100 years ago: Visiting evangelist attacks dancing, card-playing

From the Lawrence Daily Journal-World for Jan. 15, 1915:

  • “In the sermon last night, [visiting evangelist Rev. William Minges] rapped dancing and card playing a hard blow. He said, ‘I have heard that you have a respectable devil here in Lawrence. You mothers don’t realize that in teaching your girls to dance that you are just training them for the brothel. In a canvass of all the eastern cities, out of a number of 500,000 fallen girls and women, 375,000 of them testified with their own lips that they got their start on the ball room floor. There are just two spirits in these things; card playing has the gambling spirit while dancing is nothing but sexual…. Dancing is just hugging set to music…. I would rather be a chamber maid in a livery stable than to be a dancing master.'”
  • “HOBOES MUST WALK – So Says New Poor Commissioner Who Refuses to Buy Them Tickets. – It was something of a surprise to Mr. Gray, the new commissioner of the poor, when he learned that in the last three months it had cost the county $41.54 to buy tickets for floaters who floated in and then rode out on the cars. ‘We have a nice rock pile,’ said Mr. Gray, ‘and anyone who hasn’t the price of a ticket can get 80 cents a cubic yard for breaking rock.’ Mr. Gray then told of a big husky who imposed upon the Salvation Army captain for food and lodging, and who absolutely refused to earn money by working.”
  • “The doors of the Men’s Union were closed permanently last night, and the Union is now a thing of the past at the University of Kansas. This action was prompted following a mass meeting in Fraser Chapel yesterday afternoon held as a last resort in hopes of saving the Union which started by the Men’s Student Council just a year ago. The financial condition of the Union has been in a shaky state all this year, on account of a failure among students to pay up the money they had pledged to support the Union. The Student Council has been attempting a campaign since the Christmas holidays in order to collect money to save the Union, but on account of the indifferent attitude of the student body, a mass meeting was held yesterday afternoon by the council to determine whether the student body really wanted a student Union. As only forty-two students, including ten councilmen, were present at the meeting, Victor Bottomly, president of the Council, concluded that the student body did not wish a union at K. U. and ordered the building closed last night. The union is about three hundred dollars in debt…. The furniture in the union building is the property of the university alumni association, and will be stored by them, in case any attempts are made to re-establish a student union some time in the future.”

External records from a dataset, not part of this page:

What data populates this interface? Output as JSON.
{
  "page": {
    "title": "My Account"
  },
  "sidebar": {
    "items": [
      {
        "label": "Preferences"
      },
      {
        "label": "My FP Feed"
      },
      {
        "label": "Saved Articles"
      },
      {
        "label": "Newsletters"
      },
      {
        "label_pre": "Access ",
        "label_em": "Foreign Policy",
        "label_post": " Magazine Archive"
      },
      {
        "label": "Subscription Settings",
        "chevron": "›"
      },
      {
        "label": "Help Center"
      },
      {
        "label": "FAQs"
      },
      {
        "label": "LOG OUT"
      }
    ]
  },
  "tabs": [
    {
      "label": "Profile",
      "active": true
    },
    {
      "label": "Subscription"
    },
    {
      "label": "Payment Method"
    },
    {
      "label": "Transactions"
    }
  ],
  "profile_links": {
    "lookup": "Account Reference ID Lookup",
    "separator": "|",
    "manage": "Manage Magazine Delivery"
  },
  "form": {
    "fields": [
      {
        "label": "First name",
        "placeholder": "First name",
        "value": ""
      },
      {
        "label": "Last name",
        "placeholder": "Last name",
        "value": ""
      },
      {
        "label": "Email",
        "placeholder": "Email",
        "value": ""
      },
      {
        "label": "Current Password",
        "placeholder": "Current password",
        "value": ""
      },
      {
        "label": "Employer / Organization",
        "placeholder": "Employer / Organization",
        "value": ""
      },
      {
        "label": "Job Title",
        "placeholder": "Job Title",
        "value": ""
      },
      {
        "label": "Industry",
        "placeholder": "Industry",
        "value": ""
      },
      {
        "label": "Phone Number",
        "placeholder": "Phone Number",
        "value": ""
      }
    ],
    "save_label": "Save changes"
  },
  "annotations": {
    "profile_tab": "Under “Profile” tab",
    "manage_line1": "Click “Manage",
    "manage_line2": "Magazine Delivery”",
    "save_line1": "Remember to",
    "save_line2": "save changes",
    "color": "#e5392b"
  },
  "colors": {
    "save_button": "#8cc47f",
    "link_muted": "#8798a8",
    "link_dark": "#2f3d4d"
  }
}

  • “Representatives of the various parents and teachers associations of the city met yesterday at Central school and made arrangements for holding a meeting at 3 o’clock Friday afternoon, January 22nd …. Mrs. Irving Hill was chairman of the meeting Wednesday and the matter briefly discussed then and to be more generally discussed at the next meeting was that of the boys smoking cigarettes. Out of nineteen boys interviewed in one place fourteen of them were found to be smokers. That the law is being violated by men who are selling cigarettes is not only certain, but something is liable to drop some of these days and drop hard.”
  • “Emery McIntire, who was injured while coasting on the Indiana hill, has sufficiently recovered so that the doctors do not think that his life is longer in danger. It has required all attention to save the boy’s life, the doctors say, and his injured leg has taken second consideration. McIntire may always have a stiff leg but it can be helped after he has sufficiently recovered so that the leg can be worked. It is probable that an operation will be necessary.”
  • “Prof. P. F. Walker, dean of the University Engineering school, is in Topeka today conferring with certain parties who are preparing a bill to be introduced into the legislature to regulate the operation of steam power plants in Kansas. Dean Walker returned a short time ago from an extensive trip through the east during which he studied conditions in many of the large eastern power plants.”